Eines der Ergebnisse der Bionikforschung führte zu einem Detail an modernen Flugzeugen, das wir hier betrachten wollen. Es sind die »winglets« (engl. für Flügelchen) an den Flügelspitzen. Sie zeigen meist schräg nach oben, können aber auch nach oben und unten ausgerichtet sein.
Aus welchem Grund stattet man Flugzeuge mit Winglets aus?
Dazu müssen wir uns die Strömungsverhältnisse am Flügel näher ansehen.
Bild: Winglet an einem Airbus (WIKIPEDIA)
Dass Vögel vorwärts kommen, hängt mit der gewölbten Form ihrer Flügel zusammen. Der vorne abgerundete und nach hinten schmaler zulaufende Flügel eines Vogels und die Tragfläche eines Flugzeugs gleichen sich stark. Seinen Schub nach vorn bekommt der fliegende Vogel durch Schlagen und Drehen der Flügel; Flugzeuge erhalten den Schub aus Propellermotoren oder Strahltriebwerken.
In der Luft entstehen am fliegenden Flugzeug so genannte Randwirbel. Sie entstehen, weil der niedrige Druck an der Flügeloberseite und der höhere Druck an der Flügelunterseite sich zum Rand hin ausgleichen. Auf der Oberseite der Tragfläche strömt die Luft zum Flugzeugrumpf hin und auf der Unterseite zu den Flügelspitzen hin. Diese Querströmungen auf beiden Seiten der Tragfläche bewirken, dass an der Flügel-Hinterkante Wirbel entstehen, die insgesamt eine Wirbelschleppe bilden, mit der Folge eines Auftriebsverlusts.

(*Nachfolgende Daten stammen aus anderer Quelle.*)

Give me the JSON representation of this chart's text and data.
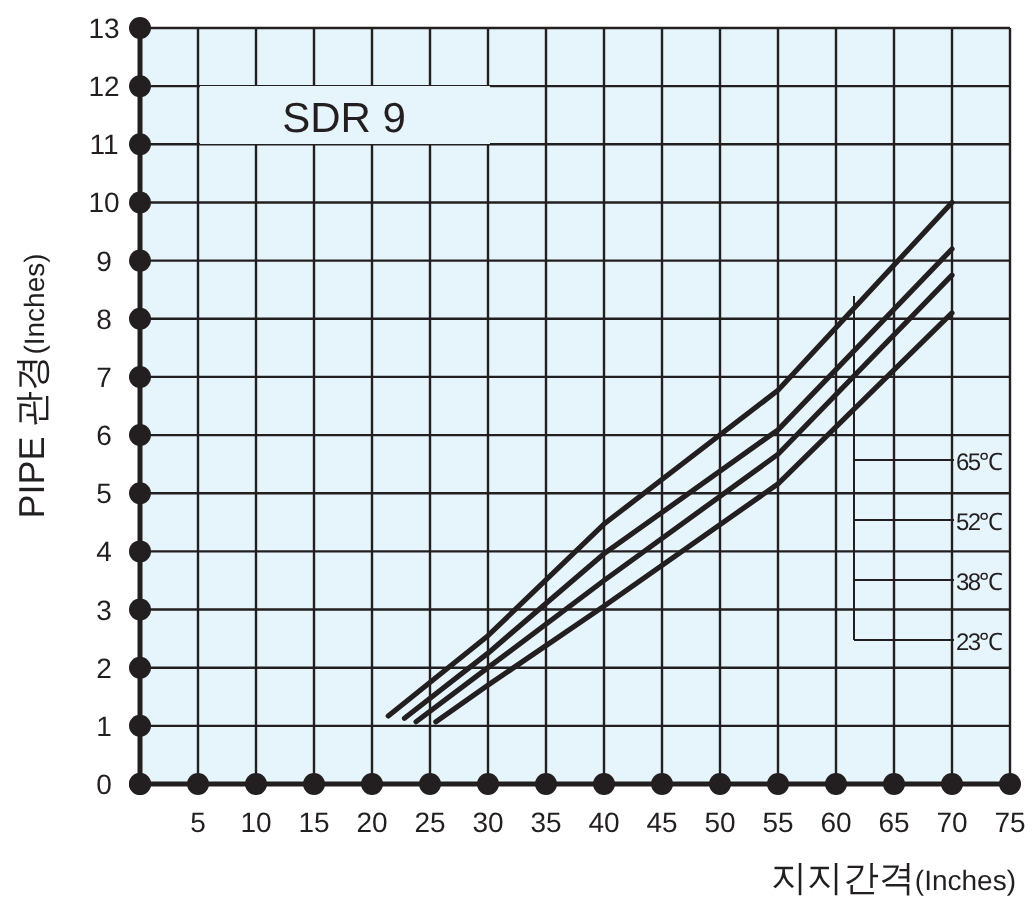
{
  "chart_data": {
    "type": "line",
    "xlabel": "지지간격(Inches)",
    "ylabel": "PIPE 관경(Inches)",
    "annotations": [
      "SDR 9",
      "65℃",
      "52℃",
      "38℃",
      "23℃"
    ],
    "series": [
      {
        "color": "#231f20",
        "x": [
          21.4,
          30,
          40,
          55,
          70
        ],
        "values": [
          1.17,
          2.55,
          4.47,
          6.77,
          10.0
        ]
      },
      {
        "color": "#231f20",
        "x": [
          22.8,
          30,
          40,
          55,
          70
        ],
        "values": [
          1.13,
          2.25,
          3.96,
          6.09,
          9.2
        ]
      },
      {
        "color": "#231f20",
        "x": [
          23.8,
          30,
          40,
          55,
          70
        ],
        "values": [
          1.07,
          2.0,
          3.5,
          5.67,
          8.75
        ]
      },
      {
        "color": "#231f20",
        "x": [
          25.5,
          30,
          40,
          55,
          70
        ],
        "values": [
          1.07,
          1.7,
          3.06,
          5.16,
          8.1
        ]
      }
    ],
    "xlim": [
      0,
      75
    ],
    "ylim": [
      0,
      13
    ],
    "xticks": [
      {
        "value": 0,
        "label": null
      },
      5,
      10,
      15,
      20,
      25,
      30,
      35,
      40,
      45,
      50,
      55,
      60,
      65,
      70,
      75
    ],
    "yticks": [
      0,
      1,
      2,
      3,
      4,
      5,
      6,
      7,
      8,
      9,
      10,
      11,
      12,
      13
    ],
    "grid": true
  }
}
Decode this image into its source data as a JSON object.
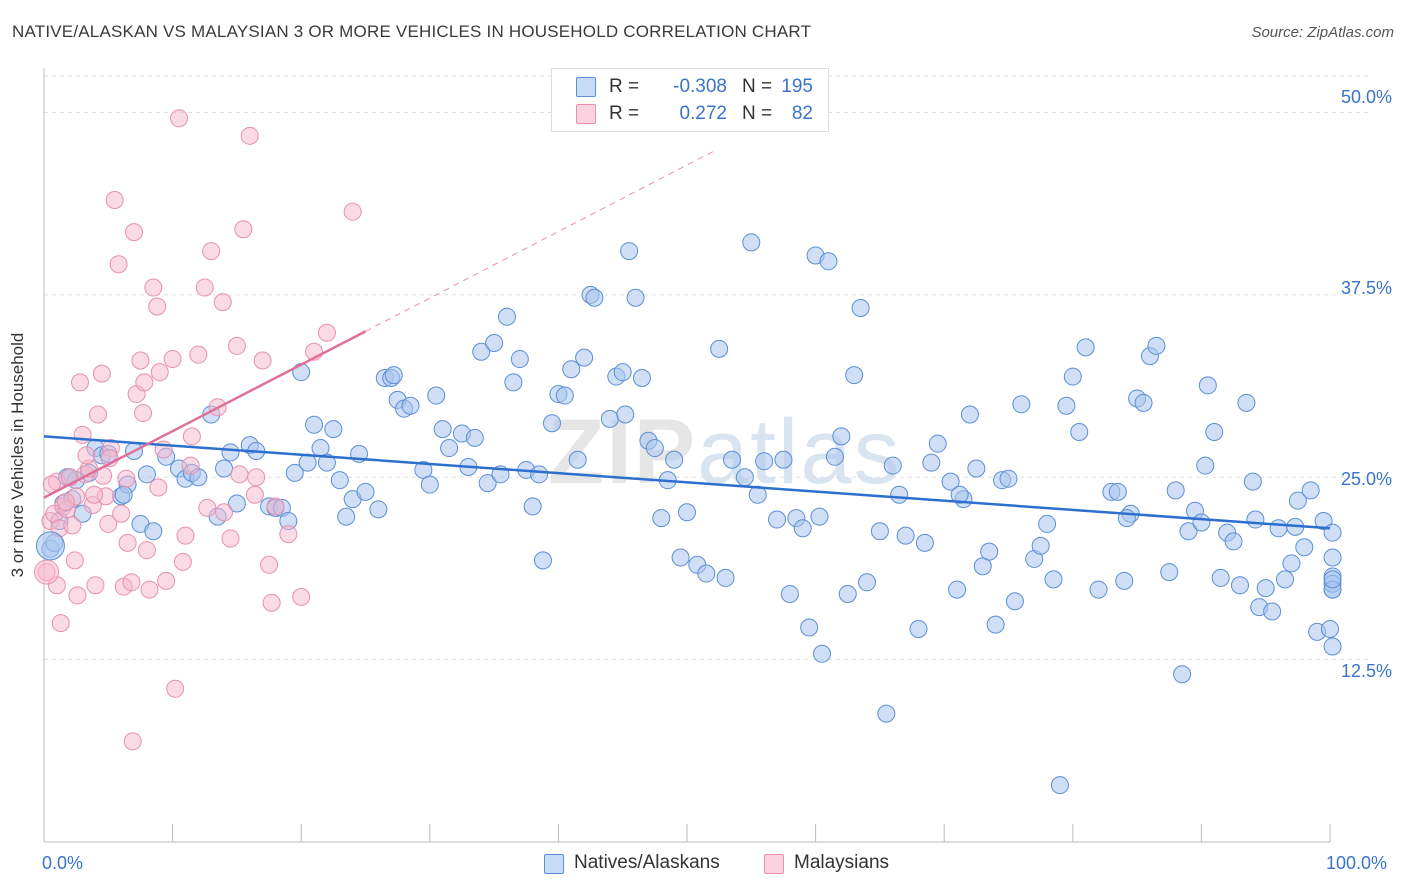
{
  "header": {
    "title": "NATIVE/ALASKAN VS MALAYSIAN 3 OR MORE VEHICLES IN HOUSEHOLD CORRELATION CHART",
    "source": "Source: ZipAtlas.com"
  },
  "watermark": {
    "zip": "ZIP",
    "atlas": "atlas"
  },
  "legend": {
    "rows": [
      {
        "r_label": "R =",
        "r_value": "-0.308",
        "n_label": "N =",
        "n_value": "195",
        "color": "#a9c5ee"
      },
      {
        "r_label": "R =",
        "r_value": "0.272",
        "n_label": "N =",
        "n_value": "82",
        "color": "#f5b8cb"
      }
    ]
  },
  "bottom_legend": [
    {
      "label": "Natives/Alaskans",
      "color": "#a9c5ee"
    },
    {
      "label": "Malaysians",
      "color": "#f5b8cb"
    }
  ],
  "colors": {
    "blue_fill": "#a9c5ee",
    "blue_stroke": "#5b8fd6",
    "blue_line": "#2c6fcf",
    "pink_fill": "#f5b8cb",
    "pink_stroke": "#e890ae",
    "pink_line": "#e0709a",
    "grid": "#dedede",
    "axis_text": "#3a74c8"
  },
  "chart_data": {
    "type": "scatter",
    "title": "NATIVE/ALASKAN VS MALAYSIAN 3 OR MORE VEHICLES IN HOUSEHOLD CORRELATION CHART",
    "xlabel": "",
    "ylabel": "3 or more Vehicles in Household",
    "xlim": [
      0,
      100
    ],
    "ylim": [
      0,
      52.5
    ],
    "x_tick_labels": [
      "0.0%",
      "100.0%"
    ],
    "y_ticks": [
      12.5,
      25.0,
      37.5,
      50.0
    ],
    "y_tick_labels": [
      "12.5%",
      "25.0%",
      "37.5%",
      "50.0%"
    ],
    "grid": true,
    "legend_position": "top-center",
    "series": [
      {
        "name": "Natives/Alaskans",
        "R": -0.308,
        "N": 195,
        "trend": {
          "x": [
            0,
            100
          ],
          "y": [
            27.8,
            21.5
          ]
        },
        "points": [
          [
            0.5,
            20.1
          ],
          [
            0.8,
            20.5
          ],
          [
            1.2,
            22.0
          ],
          [
            1.5,
            23.2
          ],
          [
            1.8,
            25.0
          ],
          [
            2.2,
            23.5
          ],
          [
            2.5,
            24.8
          ],
          [
            3.0,
            22.5
          ],
          [
            3.5,
            25.3
          ],
          [
            4.0,
            27.0
          ],
          [
            4.5,
            26.5
          ],
          [
            5.0,
            26.6
          ],
          [
            6.0,
            23.7
          ],
          [
            6.5,
            24.5
          ],
          [
            7.0,
            26.8
          ],
          [
            7.5,
            21.8
          ],
          [
            8.0,
            25.2
          ],
          [
            8.5,
            21.3
          ],
          [
            9.5,
            26.4
          ],
          [
            10.5,
            25.6
          ],
          [
            11.0,
            24.9
          ],
          [
            11.5,
            25.3
          ],
          [
            12.0,
            25.0
          ],
          [
            13.0,
            29.3
          ],
          [
            13.5,
            22.3
          ],
          [
            14.5,
            26.7
          ],
          [
            15.0,
            23.2
          ],
          [
            16.0,
            27.2
          ],
          [
            16.5,
            26.8
          ],
          [
            17.5,
            23.0
          ],
          [
            18.0,
            22.9
          ],
          [
            18.5,
            22.9
          ],
          [
            19.0,
            22.0
          ],
          [
            19.5,
            25.3
          ],
          [
            20.0,
            32.2
          ],
          [
            21.0,
            28.6
          ],
          [
            21.5,
            27.0
          ],
          [
            22.0,
            26.0
          ],
          [
            22.5,
            28.3
          ],
          [
            23.0,
            24.8
          ],
          [
            23.5,
            22.3
          ],
          [
            24.0,
            23.5
          ],
          [
            24.5,
            26.6
          ],
          [
            25.0,
            24.0
          ],
          [
            26.0,
            22.8
          ],
          [
            26.5,
            31.8
          ],
          [
            27.0,
            31.8
          ],
          [
            27.5,
            30.3
          ],
          [
            28.0,
            29.7
          ],
          [
            28.5,
            29.9
          ],
          [
            29.5,
            25.5
          ],
          [
            30.0,
            24.5
          ],
          [
            30.5,
            30.6
          ],
          [
            31.0,
            28.3
          ],
          [
            31.5,
            27.0
          ],
          [
            32.5,
            28.0
          ],
          [
            33.0,
            25.7
          ],
          [
            33.5,
            27.7
          ],
          [
            34.0,
            33.6
          ],
          [
            34.5,
            24.6
          ],
          [
            35.0,
            34.2
          ],
          [
            35.5,
            25.2
          ],
          [
            36.0,
            36.0
          ],
          [
            36.5,
            31.5
          ],
          [
            37.5,
            25.5
          ],
          [
            38.0,
            23.0
          ],
          [
            38.5,
            25.2
          ],
          [
            38.8,
            19.3
          ],
          [
            39.5,
            28.7
          ],
          [
            40.0,
            30.7
          ],
          [
            40.5,
            30.6
          ],
          [
            41.0,
            32.4
          ],
          [
            41.5,
            26.2
          ],
          [
            42.0,
            33.2
          ],
          [
            42.5,
            37.5
          ],
          [
            42.8,
            37.3
          ],
          [
            44.0,
            29.0
          ],
          [
            44.5,
            31.9
          ],
          [
            45.0,
            32.2
          ],
          [
            45.5,
            40.5
          ],
          [
            46.0,
            37.3
          ],
          [
            46.5,
            31.8
          ],
          [
            47.0,
            27.5
          ],
          [
            47.5,
            27.0
          ],
          [
            48.0,
            22.2
          ],
          [
            48.5,
            24.8
          ],
          [
            49.0,
            26.2
          ],
          [
            49.5,
            19.5
          ],
          [
            50.0,
            22.6
          ],
          [
            50.8,
            19.0
          ],
          [
            51.5,
            18.4
          ],
          [
            52.5,
            33.8
          ],
          [
            53.0,
            18.1
          ],
          [
            54.5,
            25.0
          ],
          [
            55.0,
            41.1
          ],
          [
            55.5,
            23.8
          ],
          [
            56.0,
            26.1
          ],
          [
            57.0,
            22.1
          ],
          [
            57.5,
            26.2
          ],
          [
            58.0,
            17.0
          ],
          [
            58.5,
            22.2
          ],
          [
            59.0,
            21.5
          ],
          [
            59.5,
            14.7
          ],
          [
            60.0,
            40.2
          ],
          [
            60.5,
            12.9
          ],
          [
            61.0,
            39.8
          ],
          [
            61.5,
            26.4
          ],
          [
            62.0,
            27.8
          ],
          [
            62.5,
            17.0
          ],
          [
            63.0,
            32.0
          ],
          [
            63.5,
            36.6
          ],
          [
            64.0,
            17.8
          ],
          [
            65.5,
            8.8
          ],
          [
            66.0,
            25.8
          ],
          [
            66.5,
            23.8
          ],
          [
            67.0,
            21.0
          ],
          [
            68.0,
            14.6
          ],
          [
            68.5,
            20.5
          ],
          [
            69.0,
            26.0
          ],
          [
            69.5,
            27.3
          ],
          [
            70.5,
            24.7
          ],
          [
            71.0,
            17.3
          ],
          [
            71.5,
            23.5
          ],
          [
            72.0,
            29.3
          ],
          [
            72.5,
            25.6
          ],
          [
            73.0,
            18.9
          ],
          [
            73.5,
            19.9
          ],
          [
            74.0,
            14.9
          ],
          [
            74.5,
            24.8
          ],
          [
            75.0,
            24.9
          ],
          [
            75.5,
            16.5
          ],
          [
            76.0,
            30.0
          ],
          [
            77.0,
            19.4
          ],
          [
            77.5,
            20.3
          ],
          [
            78.0,
            21.8
          ],
          [
            78.5,
            18.0
          ],
          [
            79.0,
            3.9
          ],
          [
            80.0,
            31.9
          ],
          [
            80.5,
            28.1
          ],
          [
            81.0,
            33.9
          ],
          [
            82.0,
            17.3
          ],
          [
            83.0,
            24.0
          ],
          [
            83.5,
            24.0
          ],
          [
            84.0,
            17.9
          ],
          [
            84.5,
            22.5
          ],
          [
            85.0,
            30.4
          ],
          [
            85.5,
            30.1
          ],
          [
            86.0,
            33.3
          ],
          [
            86.5,
            34.0
          ],
          [
            87.5,
            18.5
          ],
          [
            88.0,
            24.1
          ],
          [
            88.5,
            11.5
          ],
          [
            89.0,
            21.3
          ],
          [
            89.5,
            22.7
          ],
          [
            90.0,
            21.9
          ],
          [
            90.5,
            31.3
          ],
          [
            91.0,
            28.1
          ],
          [
            91.5,
            18.1
          ],
          [
            92.0,
            21.2
          ],
          [
            92.5,
            20.6
          ],
          [
            93.0,
            17.6
          ],
          [
            93.5,
            30.1
          ],
          [
            94.0,
            24.7
          ],
          [
            94.5,
            16.1
          ],
          [
            95.0,
            17.4
          ],
          [
            95.5,
            15.8
          ],
          [
            96.0,
            21.5
          ],
          [
            96.5,
            18.0
          ],
          [
            97.0,
            19.1
          ],
          [
            97.5,
            23.4
          ],
          [
            98.0,
            20.2
          ],
          [
            98.5,
            24.1
          ],
          [
            99.0,
            14.4
          ],
          [
            99.5,
            22.0
          ],
          [
            100.0,
            14.6
          ],
          [
            100.5,
            21.2
          ],
          [
            101.0,
            13.4
          ],
          [
            101.5,
            17.3
          ],
          [
            102.0,
            18.2
          ],
          [
            102.5,
            17.7
          ],
          [
            103.0,
            17.3
          ],
          [
            103.5,
            19.5
          ],
          [
            104.0,
            18.0
          ],
          [
            2.0,
            25.0
          ],
          [
            6.2,
            23.8
          ],
          [
            14.0,
            25.6
          ],
          [
            20.5,
            26.0
          ],
          [
            27.2,
            32.0
          ],
          [
            37.0,
            33.1
          ],
          [
            45.2,
            29.3
          ],
          [
            53.5,
            26.2
          ],
          [
            60.3,
            22.3
          ],
          [
            65.0,
            21.3
          ],
          [
            71.2,
            23.8
          ],
          [
            79.5,
            29.9
          ],
          [
            84.2,
            22.2
          ],
          [
            90.3,
            25.8
          ],
          [
            94.2,
            22.1
          ],
          [
            97.3,
            21.6
          ]
        ]
      },
      {
        "name": "Malaysians",
        "R": 0.272,
        "N": 82,
        "trend": {
          "x": [
            0,
            25
          ],
          "y": [
            23.6,
            35.0
          ]
        },
        "points": [
          [
            0.2,
            18.5
          ],
          [
            0.5,
            22.0
          ],
          [
            0.8,
            22.5
          ],
          [
            1.0,
            24.7
          ],
          [
            1.2,
            21.5
          ],
          [
            1.5,
            23.0
          ],
          [
            1.8,
            22.8
          ],
          [
            2.0,
            25.0
          ],
          [
            2.2,
            21.7
          ],
          [
            2.5,
            23.7
          ],
          [
            2.8,
            31.5
          ],
          [
            3.0,
            27.9
          ],
          [
            3.2,
            25.2
          ],
          [
            3.5,
            25.6
          ],
          [
            3.8,
            23.1
          ],
          [
            4.0,
            17.6
          ],
          [
            4.2,
            29.3
          ],
          [
            4.5,
            32.1
          ],
          [
            4.8,
            23.7
          ],
          [
            5.0,
            21.8
          ],
          [
            5.2,
            27.0
          ],
          [
            5.5,
            44.0
          ],
          [
            5.8,
            39.6
          ],
          [
            6.0,
            22.5
          ],
          [
            6.2,
            17.5
          ],
          [
            6.5,
            20.5
          ],
          [
            6.8,
            17.8
          ],
          [
            7.0,
            41.8
          ],
          [
            7.2,
            30.7
          ],
          [
            7.5,
            33.0
          ],
          [
            7.8,
            31.5
          ],
          [
            8.0,
            20.0
          ],
          [
            8.2,
            17.3
          ],
          [
            8.5,
            38.0
          ],
          [
            8.8,
            36.7
          ],
          [
            9.0,
            32.2
          ],
          [
            9.5,
            17.9
          ],
          [
            10.0,
            33.1
          ],
          [
            10.5,
            49.6
          ],
          [
            10.8,
            19.2
          ],
          [
            11.0,
            21.0
          ],
          [
            11.5,
            27.8
          ],
          [
            12.0,
            33.4
          ],
          [
            12.5,
            38.0
          ],
          [
            13.0,
            40.5
          ],
          [
            13.5,
            29.8
          ],
          [
            14.0,
            22.6
          ],
          [
            14.5,
            20.8
          ],
          [
            15.0,
            34.0
          ],
          [
            15.5,
            42.0
          ],
          [
            16.0,
            48.4
          ],
          [
            16.5,
            25.0
          ],
          [
            17.0,
            33.0
          ],
          [
            17.5,
            19.0
          ],
          [
            18.0,
            23.0
          ],
          [
            19.0,
            21.1
          ],
          [
            20.0,
            16.8
          ],
          [
            21.0,
            33.6
          ],
          [
            22.0,
            34.9
          ],
          [
            24.0,
            43.2
          ],
          [
            1.3,
            15.0
          ],
          [
            2.6,
            16.9
          ],
          [
            3.9,
            23.8
          ],
          [
            5.1,
            26.3
          ],
          [
            6.4,
            24.9
          ],
          [
            7.7,
            29.4
          ],
          [
            8.9,
            24.3
          ],
          [
            10.2,
            10.5
          ],
          [
            11.4,
            25.8
          ],
          [
            12.7,
            22.9
          ],
          [
            13.9,
            37.0
          ],
          [
            15.2,
            25.2
          ],
          [
            16.4,
            23.8
          ],
          [
            17.7,
            16.4
          ],
          [
            1.0,
            17.6
          ],
          [
            2.4,
            19.3
          ],
          [
            3.3,
            26.5
          ],
          [
            4.6,
            25.1
          ],
          [
            6.9,
            6.9
          ],
          [
            9.3,
            26.9
          ],
          [
            0.6,
            24.5
          ],
          [
            1.7,
            23.3
          ]
        ]
      }
    ]
  }
}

Die an den äußeren Flügelenden entstehenden Wirbel sind für den so genannten induzierten Widerstand verantwortlich.
Bild: Randwirbel, erzeugt mit vom Boden aufsteigendem, rot gefärbtem Rauch (NASA: Mit farbigem Rauch sichtbar gemachte Wirbelschleppe hinter einem Flugzeug (Public Domain))
Hier haben Bionikforscher nun bei den Vögeln einen Trick abgeschaut:
Bild: Condor im Flug (WIKIPEDIA) Bild Ester Inbar
Viele Vögel - wie etwa der Condor - spreizen beim Fliegen ihre Flügelenden, die so genannten Handschwingen, und verringern damit die Kraft kostende Verwirbelungsenergie. Versuche haben ergeben, dass schlaufenförmige Tragflächenenden - Spiroide oder Split-Wing Loops - zu noch besseren Flugeigenschaften führen.
Auch quer zu den Flügeln entstehen Wirbel. Fliegen Vögel oder Flugzeuge zu steil, dann können Querwirbel einen Strömungsabriss zur Folge haben. Eine Gegenmaßnahme der Vögel: Sie richten beim Ablösen der Strömung immer wieder ihr weiches Deckgefieder auf. Auch diese Beobachtung übernahmen Techniker für Flugzeuge: Sie rüsteten sie mit einem System von Rückstromtaschen aus.
Mit den bis jetzt größten Winglets ist die Boeing 737-800 ausgestattet: Sie sind 2,40 Metern hoch.